An 11-year-old black male presented for evaluation of a severely swollen right eye. The emergency department admitted the boy because his eyelid had been swelling continually during the previous three days. His eyelid was hot and tender to the touch, and he had a fever of 100.6°F. Other than what the patient described as a pimple on his upper eyelid for the past five days, his ocular and systemic histories were unremarkable. He reported no allergies and took no medications.  

Diagnostic Data
His best-corrected visual acuity measured 20/30 O.U. at distance and near. He reported no additional pain upon motility testing, and no vision loss or diplopia. Intraocular pressure measured 25mm Hg O.D. and 14mm Hg O.S. The dilated fundus examination was normal O.U. The pertinent anterior segment findings are illustrated in the photograph.  

This 11-year-old patient presented with a severely swollen right eye and a fever of 100.6°F. What is the likely diagnosis?  
Your Diagnosis

How would you approach this case? Does this patient require any additional tests? What is your diagnosis? How would you manage this patient? What’s the likely prognosis?
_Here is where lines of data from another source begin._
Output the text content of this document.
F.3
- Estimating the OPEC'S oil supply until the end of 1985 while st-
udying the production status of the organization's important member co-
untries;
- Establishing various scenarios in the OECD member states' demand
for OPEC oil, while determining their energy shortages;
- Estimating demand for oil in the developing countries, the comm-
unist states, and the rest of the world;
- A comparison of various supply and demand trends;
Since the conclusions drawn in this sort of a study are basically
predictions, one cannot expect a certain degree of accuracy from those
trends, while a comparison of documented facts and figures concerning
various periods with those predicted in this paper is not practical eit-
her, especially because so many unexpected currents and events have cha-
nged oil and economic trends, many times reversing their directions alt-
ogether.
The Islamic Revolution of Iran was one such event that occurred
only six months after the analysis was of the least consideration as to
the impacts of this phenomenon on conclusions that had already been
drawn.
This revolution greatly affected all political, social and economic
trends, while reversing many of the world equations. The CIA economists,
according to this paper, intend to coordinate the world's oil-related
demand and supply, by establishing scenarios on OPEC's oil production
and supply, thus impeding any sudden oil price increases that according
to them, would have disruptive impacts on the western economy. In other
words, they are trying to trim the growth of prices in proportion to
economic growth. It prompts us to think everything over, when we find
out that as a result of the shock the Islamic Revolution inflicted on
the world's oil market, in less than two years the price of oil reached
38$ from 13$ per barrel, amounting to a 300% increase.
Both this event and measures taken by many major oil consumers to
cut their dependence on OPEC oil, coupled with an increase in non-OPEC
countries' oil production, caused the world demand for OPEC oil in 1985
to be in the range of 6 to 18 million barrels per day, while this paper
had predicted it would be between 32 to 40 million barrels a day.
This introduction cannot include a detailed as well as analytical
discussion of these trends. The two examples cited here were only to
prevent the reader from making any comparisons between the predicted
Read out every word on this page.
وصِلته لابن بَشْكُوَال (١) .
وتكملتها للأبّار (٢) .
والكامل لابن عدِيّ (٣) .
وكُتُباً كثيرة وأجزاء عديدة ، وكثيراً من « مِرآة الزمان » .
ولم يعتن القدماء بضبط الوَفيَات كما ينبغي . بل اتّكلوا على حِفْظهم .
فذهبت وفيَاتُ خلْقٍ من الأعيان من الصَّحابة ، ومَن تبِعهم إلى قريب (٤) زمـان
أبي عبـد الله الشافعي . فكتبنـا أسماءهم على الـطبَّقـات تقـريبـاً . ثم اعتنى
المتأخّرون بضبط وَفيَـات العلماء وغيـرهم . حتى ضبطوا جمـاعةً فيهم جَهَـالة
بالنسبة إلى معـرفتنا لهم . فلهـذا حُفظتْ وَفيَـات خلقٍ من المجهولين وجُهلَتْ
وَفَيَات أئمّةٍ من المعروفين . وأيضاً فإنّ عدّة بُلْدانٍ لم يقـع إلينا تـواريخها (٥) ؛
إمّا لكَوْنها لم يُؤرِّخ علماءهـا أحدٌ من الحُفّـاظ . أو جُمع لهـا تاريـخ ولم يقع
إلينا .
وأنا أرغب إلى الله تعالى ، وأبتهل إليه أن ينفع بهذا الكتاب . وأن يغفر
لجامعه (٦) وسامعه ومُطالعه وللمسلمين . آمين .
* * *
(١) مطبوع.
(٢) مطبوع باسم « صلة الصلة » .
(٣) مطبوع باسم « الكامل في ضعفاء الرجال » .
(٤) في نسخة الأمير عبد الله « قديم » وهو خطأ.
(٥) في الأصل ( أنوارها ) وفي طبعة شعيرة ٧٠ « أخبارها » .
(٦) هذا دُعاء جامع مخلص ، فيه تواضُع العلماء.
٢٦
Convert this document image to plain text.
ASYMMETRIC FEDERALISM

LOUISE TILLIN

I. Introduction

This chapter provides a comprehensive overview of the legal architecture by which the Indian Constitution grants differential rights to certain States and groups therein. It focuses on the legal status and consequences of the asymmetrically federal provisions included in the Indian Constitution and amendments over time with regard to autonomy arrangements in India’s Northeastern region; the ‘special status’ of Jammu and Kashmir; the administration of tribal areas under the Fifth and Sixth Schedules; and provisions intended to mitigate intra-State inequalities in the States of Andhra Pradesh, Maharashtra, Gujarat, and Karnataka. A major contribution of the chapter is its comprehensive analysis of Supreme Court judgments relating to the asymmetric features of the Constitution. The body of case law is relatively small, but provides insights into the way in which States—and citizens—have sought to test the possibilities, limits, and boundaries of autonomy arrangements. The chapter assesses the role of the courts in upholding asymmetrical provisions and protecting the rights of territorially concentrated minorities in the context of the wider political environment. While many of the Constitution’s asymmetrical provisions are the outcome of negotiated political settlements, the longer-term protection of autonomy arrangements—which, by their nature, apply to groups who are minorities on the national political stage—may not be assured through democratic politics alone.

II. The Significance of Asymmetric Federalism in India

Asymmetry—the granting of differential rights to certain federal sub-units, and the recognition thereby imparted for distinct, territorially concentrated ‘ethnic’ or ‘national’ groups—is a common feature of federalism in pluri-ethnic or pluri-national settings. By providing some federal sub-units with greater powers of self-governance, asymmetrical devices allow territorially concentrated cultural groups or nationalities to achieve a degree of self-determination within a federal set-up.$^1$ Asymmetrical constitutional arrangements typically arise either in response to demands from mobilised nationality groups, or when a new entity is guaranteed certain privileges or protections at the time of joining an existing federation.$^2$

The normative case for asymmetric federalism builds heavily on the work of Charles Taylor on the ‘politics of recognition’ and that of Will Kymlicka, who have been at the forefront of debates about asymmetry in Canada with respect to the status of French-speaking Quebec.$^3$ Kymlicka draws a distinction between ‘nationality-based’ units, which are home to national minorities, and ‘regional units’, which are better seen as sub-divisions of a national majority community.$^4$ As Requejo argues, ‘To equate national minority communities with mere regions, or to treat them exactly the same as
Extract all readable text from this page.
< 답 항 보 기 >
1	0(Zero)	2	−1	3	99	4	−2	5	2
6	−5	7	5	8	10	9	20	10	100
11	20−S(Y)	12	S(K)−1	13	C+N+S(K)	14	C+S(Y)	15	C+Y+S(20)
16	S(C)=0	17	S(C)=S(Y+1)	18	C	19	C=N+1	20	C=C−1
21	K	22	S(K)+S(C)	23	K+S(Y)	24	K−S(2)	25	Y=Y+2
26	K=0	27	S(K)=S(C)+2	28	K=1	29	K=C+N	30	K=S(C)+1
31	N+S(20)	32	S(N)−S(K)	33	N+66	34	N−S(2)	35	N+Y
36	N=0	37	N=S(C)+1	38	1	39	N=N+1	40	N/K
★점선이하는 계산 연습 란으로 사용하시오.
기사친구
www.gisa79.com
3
Additional testing included neuroimaging to rule out orbital, sinus and osseous involvement. The diagnosis in this issue is preseptal cellulitis. The major causes of both preseptal and orbital cellulitis are sinusitis (58%), lid or facial infection (28%), foreign body insult (11%) and hematogenous infiltration (4%).1-5 Staphylococcus and Streptococcus are the most common causes of preseptal cellulitis in adults, while Haemophilus influenzae, gram-negative bacilli, Pseudomonas, Escherichia coli and insect larvae are commonly implicated in children.3-5

Symptoms of preseptal cellulitis include pain, tenderness to the touch, lid edema and erythema, chemosis, and axial proptosis (if diffuse disease or orbital abscess exists).1,2 Decreased ocular motility and elevated IOP secondary to a swollen globe are common.5 Visual loss from optic nerve involvement, optic neuritis or vasculitis also may ensue. Finally, thrombosis, subdural empyema, and intracranial abscess may result from untreated, posterior extension into the cavernous sinus.1-5 Systemic symptoms of preseptal cellulitis include malaise and fever.1-5 Additionally, headache, nausea, vomiting and decreased consciousness are indicative of cavernous sinus involvement.1-5 

The warning signs of developing orbital cellulitis include a dilated pupil, marked ophthalmoplegia, loss of vision, afferent pupillary defect, papilledema, perivasculitis and violaceous (“black and blue”) lids.5 Imaging is required in all suspected cases of preseptal and orbital cellulitis. Positive imaging results demonstrate diffuse orbital infiltrate with opacification of adjacent sinuses or bone.5

In children, treatment is initiated with aggressive systemic antibiotics (usually following hospital admission and IV administration); sinus drainage is not required in 50% of cases.1-5 In adults, the drainage of sinuses and abscesses may be required in up to in 90% of cases.5 The prognosis is often very good following prompt initiation of antibiotic therapy and surgical drainage (when indicated).1-5

We treated our patient with 500mg oral cephalosporin q.i.d. as well as hot compresses and topical bacitracin ointment. The presentation resolved during the next 10 days, without complication. Additionally, his IOP returned to normal levels (16mm Hg). We presume that his IOP was elevated at the time of the initial examination secondary to blepharospasm from pain as well as swelling.  

1. Jaeger EA, Jeffers JB, Tipperman R, et al. Orbit and Orbital Disease. In: Rhee DJ, Pyfer MF. The Wills Eye Manual: Office and Emergency Room Diagnosis and Treatment of Eye Disease. Philadelphia: J.B. Lippincott Co., 1999:167-70.
2. Starkey CR, Steele RW. Medical management of orbital cellulitis. Pediatr Infect Dis J. 2001 Oct;20(10):1002-5.
3. Hytonen M, Atula T, Pitkaranta A. Complications of acute sinusitis in children. Acta Otolaryngol Suppl. 2000;543:154-7.
4. Jun BK, Shin JC, Woog JJ. Palpebral myiasis. Korean J Ophthalmol. 1999 Dec;13(2):138-40.
5. Dutton JJ. Orbital diseases. In: Yanoff M, Duker JS. Ophthalmology. Philadelphia: Mosby, 1999:14.1-8.